Think back for a moment to a time before iPhones. For the sake of generational laziness, let’s call it BiP. Life BiP was simple. It was a time when the word “love” wasn’t so flippantly shorthanded, internet connections were dial-up, time was precious, and emoticons required some level of consideration. Remember nervously typing out “& hearts ;” on MSN/AOL messenger? Yeah, love was an effort. But we didn’t mind, because we knew it was supposed to be. Because it meant something. In the tumultuous, puberty-ridden years that followed (life AiP) something devastating happened. Romance, as it was once known, began dying a slow and silent death. It didn’t make international news headlines, it wasn’t mourned by the general public. It simply vanished, without a trace.
Just like that. As a self-confessed hopeless romantic, I’ve often found our shifting perceptions of modern-day love to be a little unsettling. And so I recently took it upon myself to investigate — to identify a few of the key culprits. Be warned, they hit a little close to home.

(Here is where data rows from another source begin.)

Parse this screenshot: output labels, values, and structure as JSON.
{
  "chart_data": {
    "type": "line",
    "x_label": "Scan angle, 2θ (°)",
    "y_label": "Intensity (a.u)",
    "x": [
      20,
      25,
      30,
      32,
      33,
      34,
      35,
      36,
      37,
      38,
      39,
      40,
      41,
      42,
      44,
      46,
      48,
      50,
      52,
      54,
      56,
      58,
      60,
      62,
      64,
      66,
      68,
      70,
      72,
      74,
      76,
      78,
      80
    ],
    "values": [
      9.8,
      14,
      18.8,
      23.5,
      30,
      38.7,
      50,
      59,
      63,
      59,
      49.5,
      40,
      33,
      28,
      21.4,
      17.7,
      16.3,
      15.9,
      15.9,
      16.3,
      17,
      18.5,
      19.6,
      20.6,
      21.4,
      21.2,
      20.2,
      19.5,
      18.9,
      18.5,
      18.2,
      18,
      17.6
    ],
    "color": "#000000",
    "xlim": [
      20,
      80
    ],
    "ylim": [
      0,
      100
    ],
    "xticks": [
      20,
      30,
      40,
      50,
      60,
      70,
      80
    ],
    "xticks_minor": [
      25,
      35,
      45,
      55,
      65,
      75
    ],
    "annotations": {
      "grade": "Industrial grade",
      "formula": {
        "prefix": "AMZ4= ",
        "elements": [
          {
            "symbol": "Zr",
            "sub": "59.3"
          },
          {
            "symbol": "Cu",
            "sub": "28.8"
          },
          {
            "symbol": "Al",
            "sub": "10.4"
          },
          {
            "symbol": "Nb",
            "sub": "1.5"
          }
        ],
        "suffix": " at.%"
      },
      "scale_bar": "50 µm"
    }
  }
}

I recently caught myself sending a text message composed entirely of iPhone emojis to my partner. It wasn’t out of convenience, either. You see, the message was a simple one; containing 14 short, simple words, and should’ve read as follows:
I hope you don’t miss the train. Dinner’s on the stove. I love you.
It would’ve taken all but 10 seconds to write. Instead, I spent the greater part of a minute compiling and hitting ‘send’ on the following anime-clustered combination of noseless faces:
It was one of those rare and quietly confronting uh-huh! moments. Confronting, in part, because I love my partner in a way that’s entirely deserving of words. Great words, written words. You know, the kind we were once taught to construct letter-by-letter and string into congruent sentences which bore some level of meaning. Emojis have essentially dumbed the great language of love down to a toddler’s picture book. Childish and easy.
The once-fine art of wooing a potential lover has been gradually reduced to the ape-like motioning of our pointer from the right side of an iPhone screen, to the left (to the left).
Tinder has rendered us all egotistical editors of the same trashy relationships magazine — flipping through the same feeble pages, bitching on the same angles to the same selfies. The popular love-finding app promotes a terrifying new-age godlike superiority. We write and uphold unattainably strict criteria;, whether it’s to win a place in our hearts or one between our legs.
Whatever happened to nervously approaching an attractive stranger on the subway, or the serendipitous notion of scribbling your phone number on a one-dollar bill? Would Harry have met Sally if she’d presented an unflattering profile picture? Would Romeo have fallen for Juliet if she’d happened to live outside of his 3-mile-set radar?
Let’s be honest, the ability to follow a stranger without introduction is nothing if not fundamentally creepy. Instagram divulges its users the personal polaroids of those they pine for — without all the effort of dusting off old photo albums and meeting their parents. I might be young, but I’m sure there was once a time when faded personal photographs were a thing. A special thing. When friends, dates or lovers would meet up for a wine or coffee to share stories and reminisce over precious moments, immortalized on glossy paper of their choosing.
There’s nothing nearly as sentimental or romantic about hitting ‘like’ on a Valencia-filtered holiday snap. Sorry. There just isn’t.
4. The Kindle App
No great love story ever began with a cute stranger tapping someone on the shoulder and remarking “No way, you’ve got an iPhone 5 too?”
While eBooks are undoubtedly a time/space/cost-effective way of reading, and conveniently available via the Kindle app on your phone, you’re essentially denying yourself the invaluable opportunity of connecting with strangers over a shared taste in literature.
And is there a more fertile ground for true love to bloom than that of a mutually-loved paperback? Book covers make great conversation starters. Conversations = boundless romantic potential. Your iPhone is quite literally (or literarily) robbing you of potential monogamous bliss.
You know what? Sometimes it takes a little getting lost to really find yourself — or, even better, find someone else. The ‘Maps’ app of your iPhone has brutally murdered the once-romantic notion of asking a stranger for directions.
Apart from the smoker’s classic “have you got a lighter?”, asking for directions was perhaps the only awkward-proof way for self-conscious singletons to approach attractive bachelors in public. You’d pretend that you were looking for some popular cafe. He’d know where it was. “Do you mind showing me the way?”
Boom. You’re on a date. Probably falling deeply in love.
These days, it’s impossible to ask someone for directions without receiving that confused look. You know the one. The one that silently screams “Who are you? Why don’t you just look it up on your iPhone like a normal person?”
What, no iPhone? Unfathomable. Surely a leper. Get away from me.